GENEL KURUL KONUŞMASI
Konu: Cezaevlerindeki düşünce suçlularına ilişkin gündem dışı konuşması
Yasama Yılı:3
Birleşim:118
Tarih:28.07.2020

UTKU ÇAKIRÖZER (Eskişehir) - Sayın Başkan, değerli milletvekilleri; yüce Meclisimizi saygıyla selamlıyorum.

Türkiye'de, iktidarlar, dönem dönem, muhalif görüşteki gazetecileri, siyasetçileri, aydınları zindanlara atarak terbiye edecekleri, susturacakları sanısına kapılırlar; askerî darbelerin sonrası böyledir, DGM dönemleri, OHAL dönemleri böyledir.

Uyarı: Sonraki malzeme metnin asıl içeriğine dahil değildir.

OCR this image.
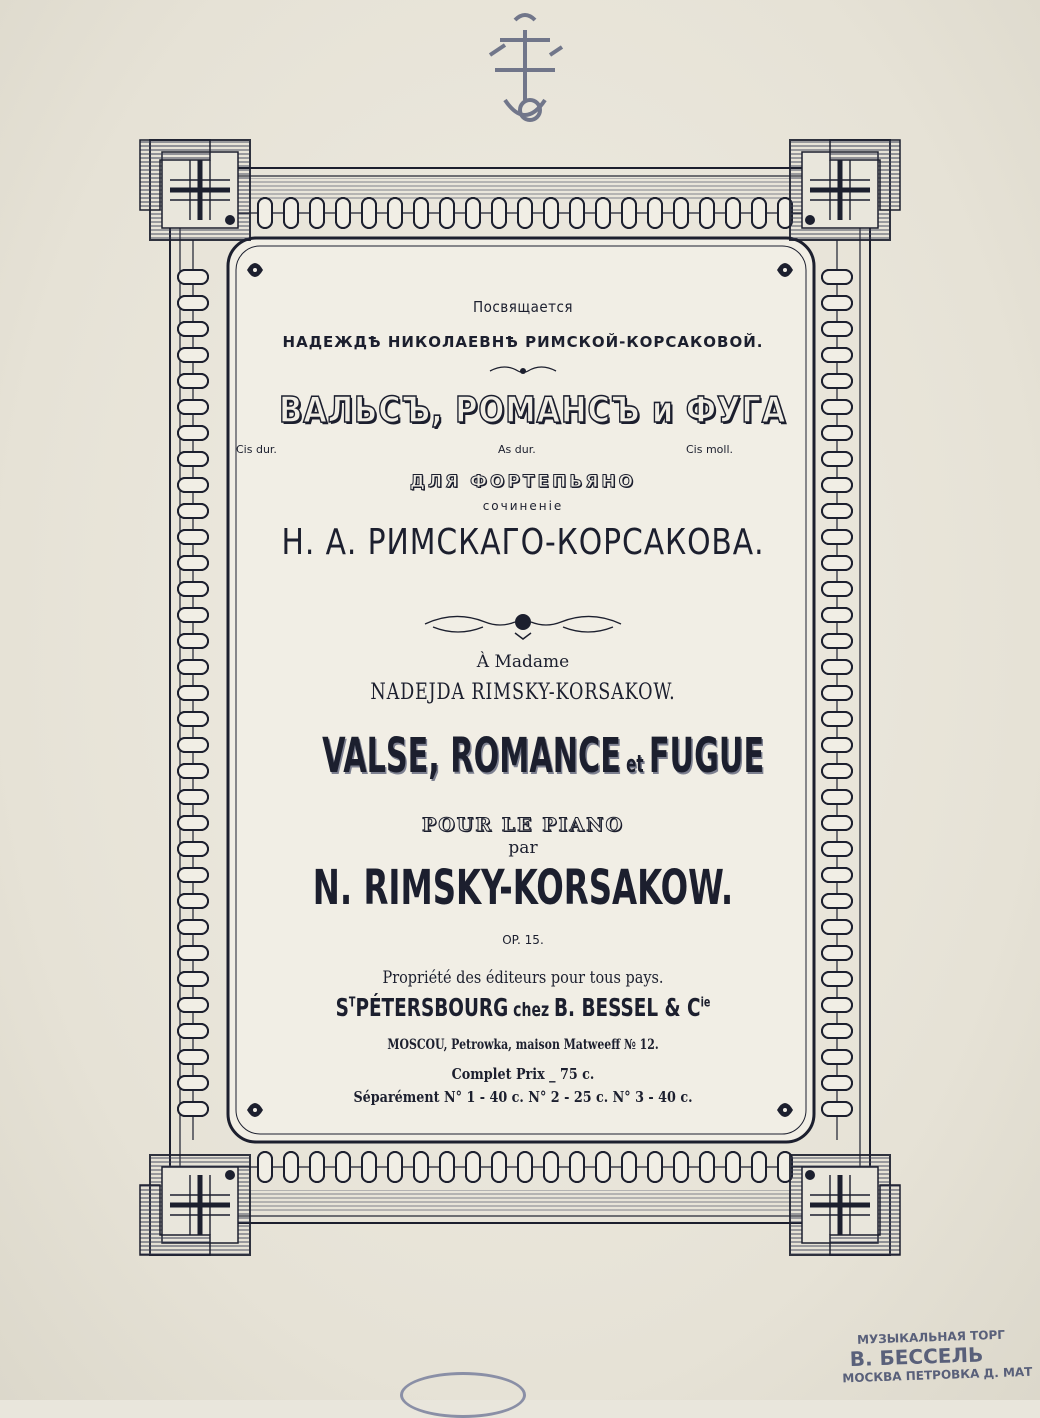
Посвящается
НАДЕЖДѢ НИКОЛАЕВНѢ РИМСКОЙ-КОРСАКОВОЙ.
ВАЛЬСЪ, РОМАНСЪ и ФУГА
Cis dur.	As dur.	Cis moll.
ДЛЯ ФОРТЕПЬЯНО
сочиненіе
Н. А. РИМСКАГО-КОРСАКОВА.
À Madame
NADEJDA RIMSKY-KORSAKOW.
VALSE, ROMANCE et FUGUE
POUR LE PIANO
par
N. RIMSKY-KORSAKOW.
OP. 15.
Propriété des éditeurs pour tous pays.
$S^TPÉTERSBOURG$ chez B. BESSEL & $C^{ie}$
MOSCOU, Petrowka, maison Matweeff № 12.
Complet Prix _ 75 c.
Séparément N° 1 - 40 c. N° 2 - 25 c. N° 3 - 40 c.
МУЗЫКАЛЬНАЯ ТОРГ
В. БЕССЕЛЬ
МОСКВА ПЕТРОВКА Д. МАТ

Değerli arkadaşlarım, haftalarca konuştuğumuz ve çıkardığımız infaz düzenlemesi kapsamında 100 bin hükümlü özgürlüğüne kavuşmasına rağmen cezaevleri siyasi tutuklularla, düşünce suçlularıyla dolu. Geçen hafta Sincan ve Silivri Cezaevlerini ziyaret ettim. Osman Kavala, dün tutukluluğunun 1.000'inci günüydü, Silivri Cezaevinde tam bin gün. Bizler, hayatlarımızdan, bırakın bir günü, bir dakikanın bile çalınmasını kabul edemezken Kavala'nın bin günü çalınıyor; hem de hakkında verilmiş olan 1 beraat, 3 tahliye kararına rağmen özgürlüğünden, sevdiklerinden mahrum. Hakkında açılmış 3 soruşturmanın hiçbiri hukuken onu cezaevinde tutmaya yetmiyor; ona yapılan hukuksuzluğu düzeltmek yerine, onu içeride tutmak için apar topar yaratılmış, içinde tek delil dahi olmayan dosyalarla mahpusluğu sürdürülmeye çalışılıyor. Kavala haksız mı "Bu hukuksuzluğun kılıfı yok, paralel bir infaz sistemi kurulmuş." derken, haksız mı "OHAL bitse bile, anlayışı yerleşti; siyasetin yargıya müdahalesi yaygınlaştı." derken? AİHM Kavala hakkında karar verdi, cezaevinde bir gün dahi tutulmaması gerektiğini söyledi ama dinleyen kim! Bizim mahkemeler, AİHM kararını yerine getirmeden etrafını nasıl dolaşırım derdinde. Bu hukuksuzluğun sona ermesi için Kavala bir saniye bile gecikmeden özgürlüğüne kavuşmalıdır.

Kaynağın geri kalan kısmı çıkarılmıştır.